In 2026, operating from its base in Gerlingen, Bosch is set to radically restructure its automotive business. Within its Mobility division in Germany, approximately 22,000 jobs are slated to be cut. The driving factors behind this move are weak financial results, substantial provisions, and the rapid transition from internal combustion engines to electric vehicles. As a result, the domestic market is losing industrial substance, while China is becoming increasingly important to Bosch; it is there that new customers, new production models, and new technology platforms are emerging. Consequently, this restructuring takes on the appearance of a strategic withdrawal from Germany—a move designed to ensure Bosch’s global survival. (focus: 21.05.26)
Germany Pays the Price for Bosch’s New Course
In 2025, Bosch posted a loss of around 400 million euros. With this result, the group slipped back into the red for the first time since 2009. Furthermore, operating profit declined significantly; while it stood at 4.8 billion euros in 2023, only 1.8 billion euros remained in 2025.

The reaction is severe. Bosch is pushing back its profit margin target of seven percent to 2027. To achieve this, the group is cutting costs—primarily in Germany. Bosch has set aside 2.7 billion euros to cover the cost of workforce reductions. This figure demonstrates just how deep the cuts run.
The Internal Combustion Engine Fades—And So Do the Jobs
For a long time, Bosch generated significant earnings from technology for internal combustion engines. This included fuel injection systems, sensors, and control units. However, electric cars require fewer mechanical parts. Consequently, the demand for labor in both manufacturing and R&D is declining. As a result, many of the company’s German plants are losing their former purpose.
For decades, the domestic market served as Bosch’s industrial bedrock. Yet, this foundation was heavily dependent on the internal combustion engine. Diesel technology, in particular, required a multitude of components and numerous manufacturing steps. An electric powertrain, by contrast, drastically reduces this complexity. This is why the transition is hitting automotive suppliers particularly hard.
Domestic Market Loses Priority; China Gains Momentum
Bosch could have partially cushioned the decline in its internal combustion engine business by venturing into battery cell production. However, in 2018, the group decided against establishing its own cell manufacturing operations. The required investment was deemed prohibitively high—figures of around 20 billion euros were being discussed at the time. Furthermore, the lingering fallout from the company’s earlier failed foray into solar energy weighed heavily on the decision.
This decision continues to shape the group to this day. Bosch is steering clear of direct, mass-market competition against Chinese manufacturers. Asian suppliers, conversely, have built up massive production capacities. Consequently, Bosch today supplies individual components rather than complete battery cells. This leaves the company missing a crucial building block in the era of electric mobility.
China Becomes the Hub for Future Technology
While jobs are being cut in Germany, Bosch is expanding in China through new automotive technologies. Chinese manufacturers make decisions faster and bring innovations to mass production sooner. Consequently, Bosch is shifting more of its development and production operations closer to these customers. This applies to steering systems, chassis technology, sensor systems, and battery management. The corporation is following growth, not tradition.
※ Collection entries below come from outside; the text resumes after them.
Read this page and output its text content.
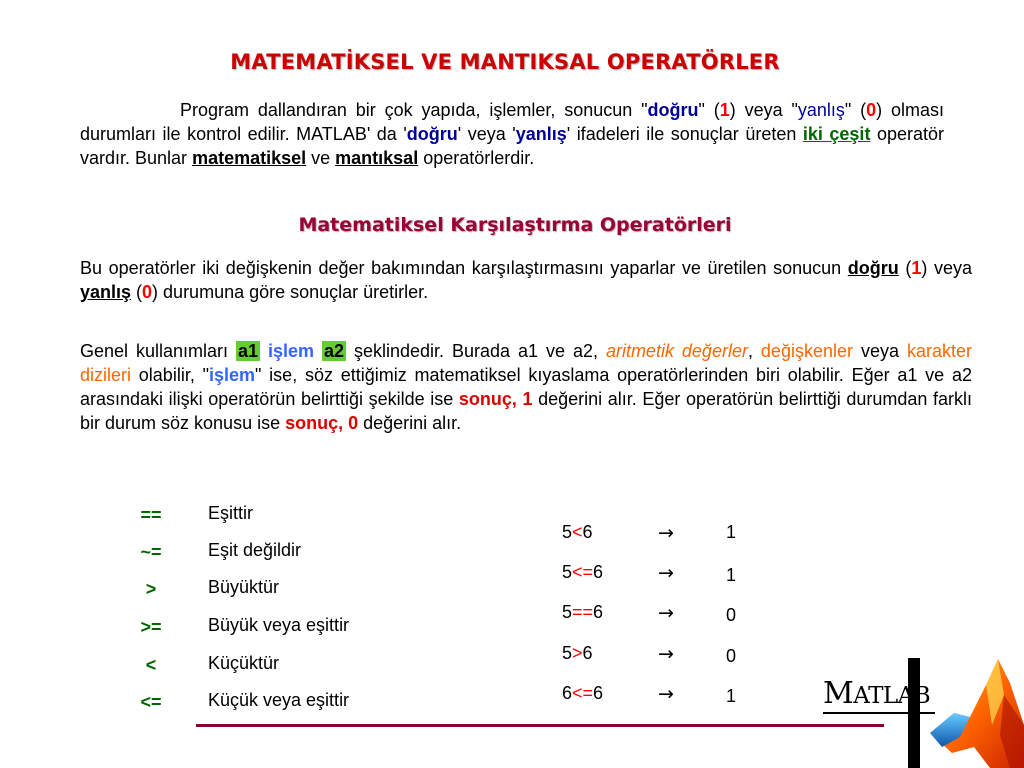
MATEMATİKSEL VE MANTIKSAL OPERATÖRLER
Program dallandıran bir çok yapıda, işlemler, sonucun "doğru" (1) veya "yanlış" (0) olması durumları ile kontrol edilir. MATLAB' da 'doğru' veya 'yanlış' ifadeleri ile sonuçlar üreten iki çeşit operatör vardır. Bunlar matematiksel ve mantıksal operatörlerdir.
Matematiksel Karşılaştırma Operatörleri
Bu operatörler iki değişkenin değer bakımından karşılaştırmasını yaparlar ve üretilen sonucun doğru (1) veya yanlış (0) durumuna göre sonuçlar üretirler.
Genel kullanımları a1 işlem a2 şeklindedir. Burada a1 ve a2, aritmetik değerler, değişkenler veya karakter dizileri olabilir, "işlem" ise, söz ettiğimiz matematiksel kıyaslama operatörlerinden biri olabilir. Eğer a1 ve a2 arasındaki ilişki operatörün belirttiği şekilde ise sonuç, 1 değerini alır. Eğer operatörün belirttiği durumdan farklı bir durum söz konusu ise sonuç, 0 değerini alır.
==	Eşittir
~=	Eşit değildir
>	Büyüktür
>=	Büyük veya eşittir
<	Küçüktür
<=	Küçük veya eşittir
5<6	→	1
5<=6	→	1
5==6	→	0
5>6	→	0
6<=6	→	1	MATLAB
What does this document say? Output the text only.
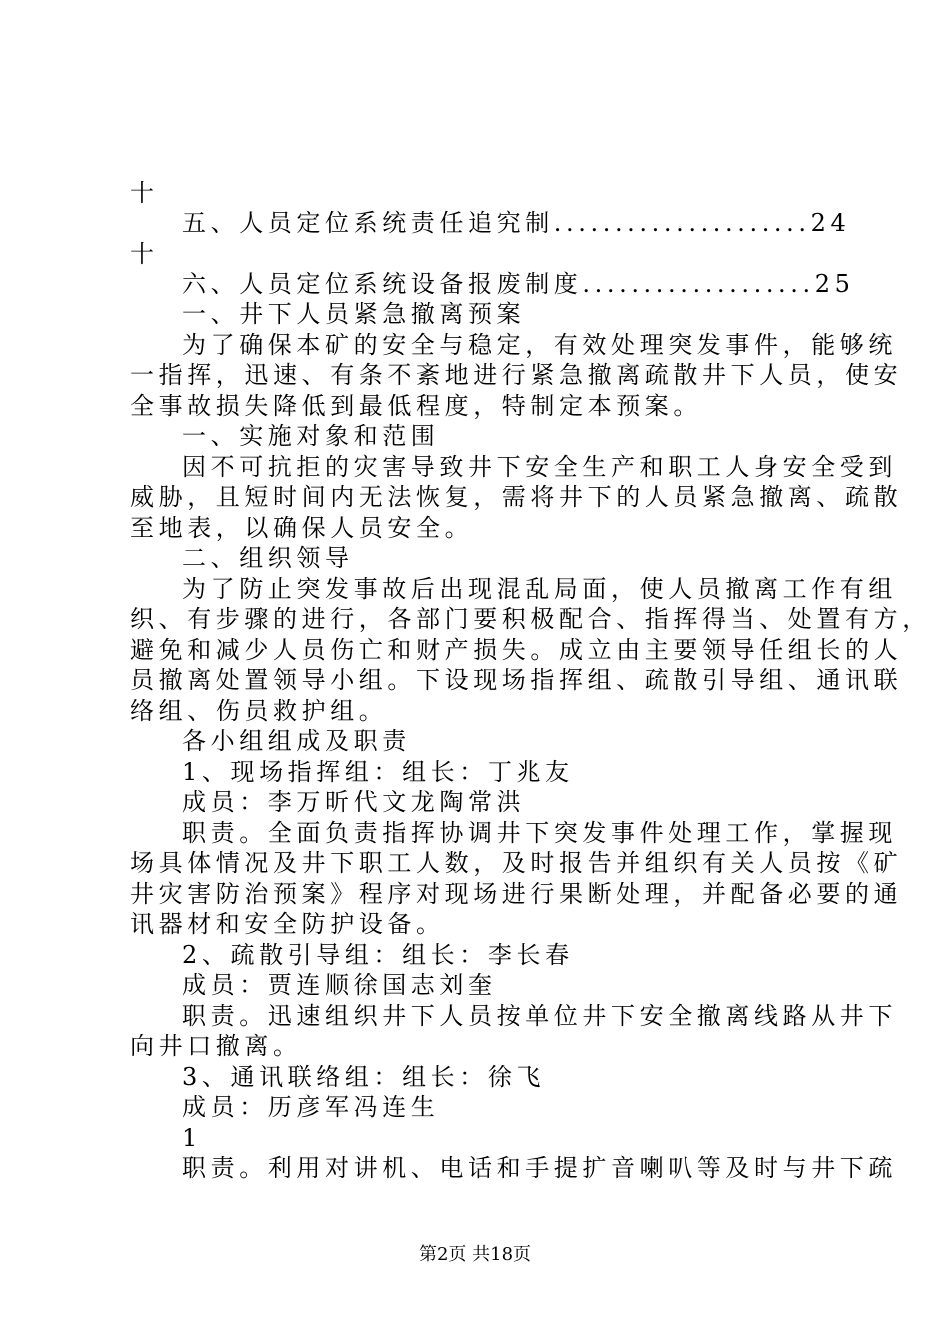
十
五、人员定位系统责任追究制.....................24
十
六、人员定位系统设备报废制度...................25
一、井下人员紧急撤离预案
为了确保本矿的安全与稳定，有效处理突发事件，能够统
一指挥，迅速、有条不紊地进行紧急撤离疏散井下人员，使安
全事故损失降低到最低程度，特制定本预案。
一、实施对象和范围
因不可抗拒的灾害导致井下安全生产和职工人身安全受到
威胁，且短时间内无法恢复，需将井下的人员紧急撤离、疏散
至地表，以确保人员安全。
二、组织领导
为了防止突发事故后出现混乱局面，使人员撤离工作有组
织、有步骤的进行，各部门要积极配合、指挥得当、处置有方，
避免和减少人员伤亡和财产损失。成立由主要领导任组长的人
员撤离处置领导小组。下设现场指挥组、疏散引导组、通讯联
络组、伤员救护组。
各小组组成及职责
1、现场指挥组：组长：丁兆友
成员：李万昕代文龙陶常洪
职责。全面负责指挥协调井下突发事件处理工作，掌握现
场具体情况及井下职工人数，及时报告并组织有关人员按《矿
井灾害防治预案》程序对现场进行果断处理，并配备必要的通
讯器材和安全防护设备。
2、疏散引导组：组长：李长春
成员：贾连顺徐国志刘奎
职责。迅速组织井下人员按单位井下安全撤离线路从井下
向井口撤离。
3、通讯联络组：组长：徐飞
成员：历彦军冯连生
1
职责。利用对讲机、电话和手提扩音喇叭等及时与井下疏
第2页 共18页
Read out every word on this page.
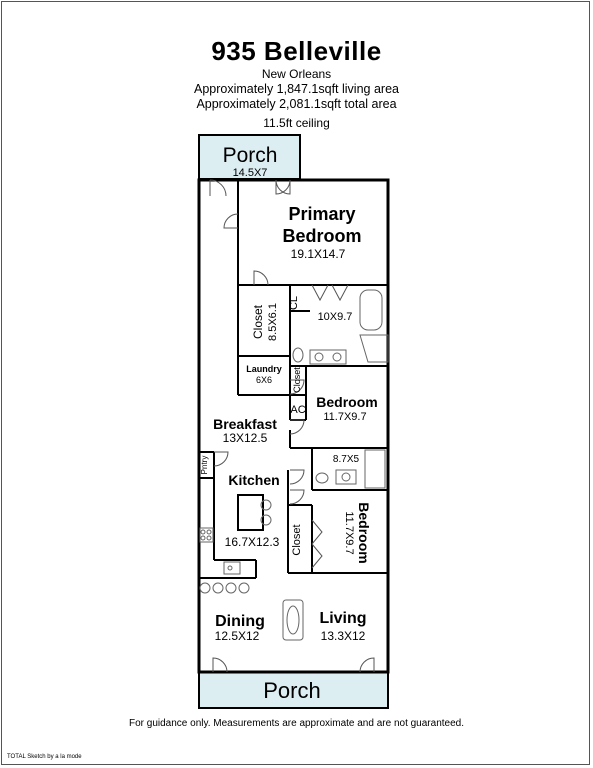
935 Belleville
New Orleans
Approximately 1,847.1sqft living area
Approximately 2,081.1sqft total area
11.5ft ceiling
Porch
14.5X7
Primary
Bedroom
19.1X14.7
Closet 8.5X6.1
CL
10X9.7
Laundry
6X6 Closet
AC Bedroom
11.7X9.7
Breakfast
13X12.5
Pntry	8.7X5
Kitchen
16.7X12.3 Closet	Bedroom
11.7X9.7
Dining
12.5X12
Living
13.3X12
Porch
For guidance only. Measurements are approximate and are not guaranteed.
TOTAL Sketch by a la mode
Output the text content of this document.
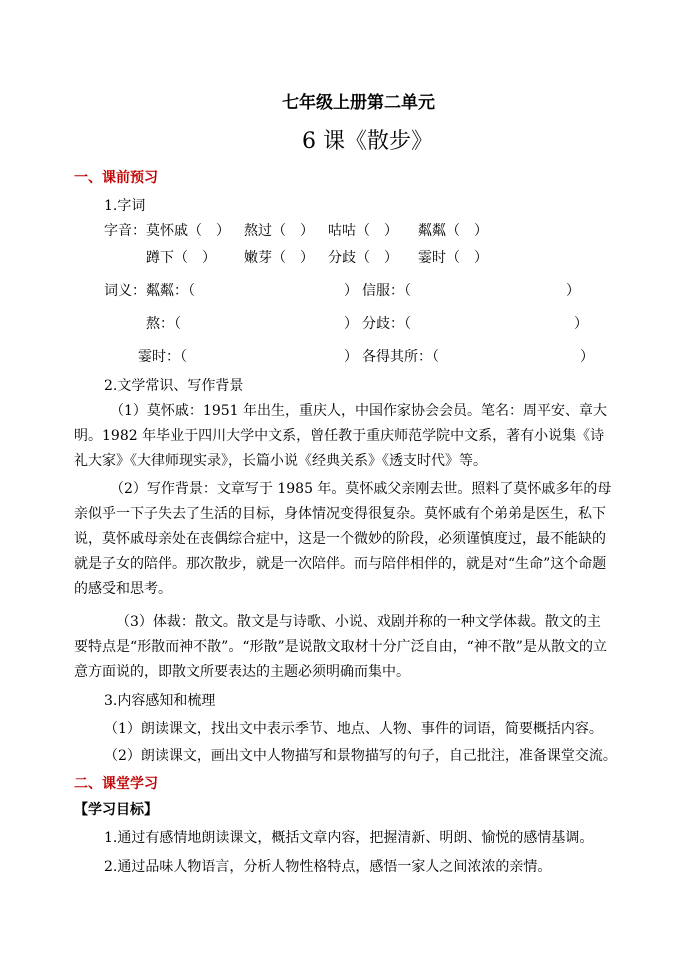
七年级上册第二单元
6 课《散步》
一、课前预习
1.字词
字音： 莫怀戚（　） 熬过（　） 咕咕（　） 粼粼（　）
蹲下（　） 嫩芽（　） 分歧（　） 霎时（　）
词义： 粼粼：（	） 信服：（	）
熬：（	） 分歧：（	）
霎时：（	） 各得其所：（	）
2.文学常识、写作背景
（1）莫怀戚：1951 年出生，重庆人，中国作家协会会员。笔名：周平安、章大明。1982 年毕业于四川大学中文系，曾任教于重庆师范学院中文系，著有小说集《诗礼大家》《大律师现实录》，长篇小说《经典关系》《透支时代》等。
（2）写作背景：文章写于 1985 年。莫怀戚父亲刚去世。照料了莫怀戚多年的母亲似乎一下子失去了生活的目标，身体情况变得很复杂。莫怀戚有个弟弟是医生，私下说，莫怀戚母亲处在丧偶综合症中，这是一个微妙的阶段，必须谨慎度过，最不能缺的就是子女的陪伴。那次散步，就是一次陪伴。而与陪伴相伴的，就是对“生命”这个命题的感受和思考。
（3）体裁：散文。散文是与诗歌、小说、戏剧并称的一种文学体裁。散文的主要特点是“形散而神不散”。“形散”是说散文取材十分广泛自由，“神不散”是从散文的立意方面说的，即散文所要表达的主题必须明确而集中。
3.内容感知和梳理
（1）朗读课文，找出文中表示季节、地点、人物、事件的词语，简要概括内容。
（2）朗读课文，画出文中人物描写和景物描写的句子，自己批注，准备课堂交流。
二、课堂学习
【学习目标】
1.通过有感情地朗读课文，概括文章内容，把握清新、明朗、愉悦的感情基调。
2.通过品味人物语言，分析人物性格特点，感悟一家人之间浓浓的亲情。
One example is “steer-by-wire” technology. In this system, electronics replace the traditional mechanical linkage in the steering mechanism. This technology is considered a key enabler for automated driving. Chinese vehicles are adopting such systems earlier than many German models. As a result, future revenue streams are increasingly originating outside of Germany.
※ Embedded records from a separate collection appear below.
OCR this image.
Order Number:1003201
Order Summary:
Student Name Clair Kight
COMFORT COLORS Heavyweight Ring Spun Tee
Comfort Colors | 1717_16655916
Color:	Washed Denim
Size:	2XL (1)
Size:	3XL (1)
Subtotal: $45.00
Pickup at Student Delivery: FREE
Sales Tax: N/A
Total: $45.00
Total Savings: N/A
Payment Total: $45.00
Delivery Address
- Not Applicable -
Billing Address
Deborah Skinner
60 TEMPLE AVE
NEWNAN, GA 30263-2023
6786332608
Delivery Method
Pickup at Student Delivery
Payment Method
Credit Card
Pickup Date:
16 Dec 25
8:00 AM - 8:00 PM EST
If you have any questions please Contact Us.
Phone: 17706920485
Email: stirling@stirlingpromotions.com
Baden-Württemberg Loses Industrial Depth
This structural transformation is hitting Baden-Württemberg particularly hard. Many jobs are being eliminated at the Feuerbach site. In Leonberg, a planned tech campus has been significantly scaled back; furthermore, a portion of the excavated construction pit has since been filled in again. The signal sent by these events extends far beyond these individual locations.
Over the course of decades, a robust automotive ecosystem developed in the region surrounding Stuttgart. Bosch, Mercedes, Porsche, and numerous suppliers all benefited from their close proximity to one another. However, this entire system was built upon the foundation of the internal combustion engine. As this foundation shrinks, the region loses economic value creation. Consequently, Bosch’s strategic realignment impacts service providers, local municipalities, and other suppliers as well.
Bosch Survives, but Germany Loses Out
Bosch is seeking out new business areas beyond its traditional automotive operations. In 2025, the corporation acquired the climate control technology division from Johnson Controls. The acquisition cost approximately 7.4 billion euros. Additionally, Bosch continues to invest billions in research and development. Through these measures, the corporation aims to reduce its reliance on its automotive division.
In this strategy, the domestic market now plays only a limited role. Bosch will remain a strong global player only if capital and development resources are directed to where growth is actually occurring. Germany presents high costs and a shrinking base for internal combustion engine technology; China, conversely, offers speed, demand, and scalability. For this reason, the current job cuts represent something far more significant than a mere cost-cutting program. It marks a strategic departure from Germany.